Cheers as Sunderland pupils collect their GCSE results
Pupils across Sunderland are celebrating after picking up their GCSE results today.
This year’s results have been mired in controversy after a Government U-turn meant grades could be based on teachers’ predictions.
And around 200,000 Btec pupils were left waiting today following a last-minute review of grades.
Southmoor Academy vice principal Sammy Wright is Lead for Schools and Higher Education on the national Social Mobility Commission and has been less than impressed with Whitehall’s handling of the row over GCSE and A-level grades and the distress caused to pupils, families and teachers.
“It would have been perfectly possible to design a core process that would have what schools have done in a fair way and given good grades,” he said.
"What the Government has done, and what we have had, is the worst of both worlds.”
Among those celebrating at Southmoor were Alice Ward and Christopher Watson, who both achieved ten maximum grade-nine passes and have their sights set on studying medicine.
"I have always done well in school and I have always loved coming to school, but to have it all documented on a piece of paper?
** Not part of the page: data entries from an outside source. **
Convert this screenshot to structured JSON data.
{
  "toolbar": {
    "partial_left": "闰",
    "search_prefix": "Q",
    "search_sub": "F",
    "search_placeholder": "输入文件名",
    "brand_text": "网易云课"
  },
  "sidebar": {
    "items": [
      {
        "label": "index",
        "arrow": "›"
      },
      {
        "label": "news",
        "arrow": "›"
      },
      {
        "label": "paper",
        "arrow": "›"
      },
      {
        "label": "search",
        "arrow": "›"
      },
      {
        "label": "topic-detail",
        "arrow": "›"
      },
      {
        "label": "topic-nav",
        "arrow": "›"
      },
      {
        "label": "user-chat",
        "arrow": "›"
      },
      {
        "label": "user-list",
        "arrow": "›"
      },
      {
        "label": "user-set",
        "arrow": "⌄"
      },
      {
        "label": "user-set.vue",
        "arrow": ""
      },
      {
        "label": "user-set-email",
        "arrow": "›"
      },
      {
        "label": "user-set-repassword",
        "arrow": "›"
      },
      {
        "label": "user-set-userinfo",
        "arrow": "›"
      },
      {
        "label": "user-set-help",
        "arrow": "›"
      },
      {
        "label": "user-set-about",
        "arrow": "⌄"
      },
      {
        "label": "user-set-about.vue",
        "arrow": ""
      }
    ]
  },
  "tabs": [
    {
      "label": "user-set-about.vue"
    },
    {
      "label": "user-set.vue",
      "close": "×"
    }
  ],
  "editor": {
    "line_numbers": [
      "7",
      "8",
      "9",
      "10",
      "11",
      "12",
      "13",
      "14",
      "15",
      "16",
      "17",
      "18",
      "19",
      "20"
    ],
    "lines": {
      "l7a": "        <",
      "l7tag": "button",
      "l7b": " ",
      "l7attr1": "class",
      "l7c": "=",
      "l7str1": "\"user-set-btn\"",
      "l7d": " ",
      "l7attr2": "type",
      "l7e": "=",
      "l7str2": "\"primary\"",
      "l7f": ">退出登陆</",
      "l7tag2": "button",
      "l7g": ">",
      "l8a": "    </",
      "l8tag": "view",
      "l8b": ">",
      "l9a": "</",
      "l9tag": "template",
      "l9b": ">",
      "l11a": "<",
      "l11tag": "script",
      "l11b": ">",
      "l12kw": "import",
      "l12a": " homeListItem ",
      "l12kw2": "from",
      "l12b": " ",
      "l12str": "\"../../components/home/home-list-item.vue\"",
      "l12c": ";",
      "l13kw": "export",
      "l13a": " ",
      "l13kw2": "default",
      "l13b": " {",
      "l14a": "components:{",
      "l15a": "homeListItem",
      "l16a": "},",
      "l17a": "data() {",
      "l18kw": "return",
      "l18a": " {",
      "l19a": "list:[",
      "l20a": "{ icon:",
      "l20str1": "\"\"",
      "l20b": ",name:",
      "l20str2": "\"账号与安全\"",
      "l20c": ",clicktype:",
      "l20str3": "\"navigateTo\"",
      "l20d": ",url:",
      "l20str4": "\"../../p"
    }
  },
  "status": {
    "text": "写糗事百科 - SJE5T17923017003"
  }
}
I can't even think of a word for it,” said Alice.
St Aidan's Catholic Academy head Glen Sanderson was pleased with this year’s results.
"We are extremely proud of the results we have achieved at both A-level and GCSE,” he said.
John Harris secured a straight ten grade-nines. "I am really relieved that everything I have done has paid off," he said.
"My teachers saw what I was trying to do and that I was working hard."
St Anthony's deputy head Marie Lanaghan added: "It has been a very difficult year but the pupils have been very positive and very optimistic."
Beth Connors swept the board, with 11 grade-nines: "I am really pleased with how I have done - it is better than I was expecting," she said.
Beth will study maths, biology and chemistry at A-level.
Sandhill View’s Anthony Butts is off to college to study enginerring after securing three 8s, one 7, three 6s and a 5: "It's about the same as I was expecting, so I'm quite happy," he said.
The former Grindon Hall Christian School changed its name to Christ’s College when it joined the Emmanuel Schools Foundation multi academy trust in May last
Among the individual GCSE success stories was Chloe Little, who was top student with seven grade 9s, two grade 8s and a grade 7.
She said: “I was really nervous about getting my results but I’m very happy with what I got,” she said.
Durham High School saw more than a quarter of all entries awarded the top grade of 9 and 52% of entries Grade 9-8. Over 70% were awarded Grade 9-7.
Headmistress Simone Niblock said: “We are absolutely delighted for our girls, for what they have achieved with this remarkable set of results.”
Jill Colbert, Chief Executive at Together for Children, said: “Pupils, parents and school staff alike have faced incredibly challenging circumstances over the past few months and they should all be immensely proud of the way they have adapted.”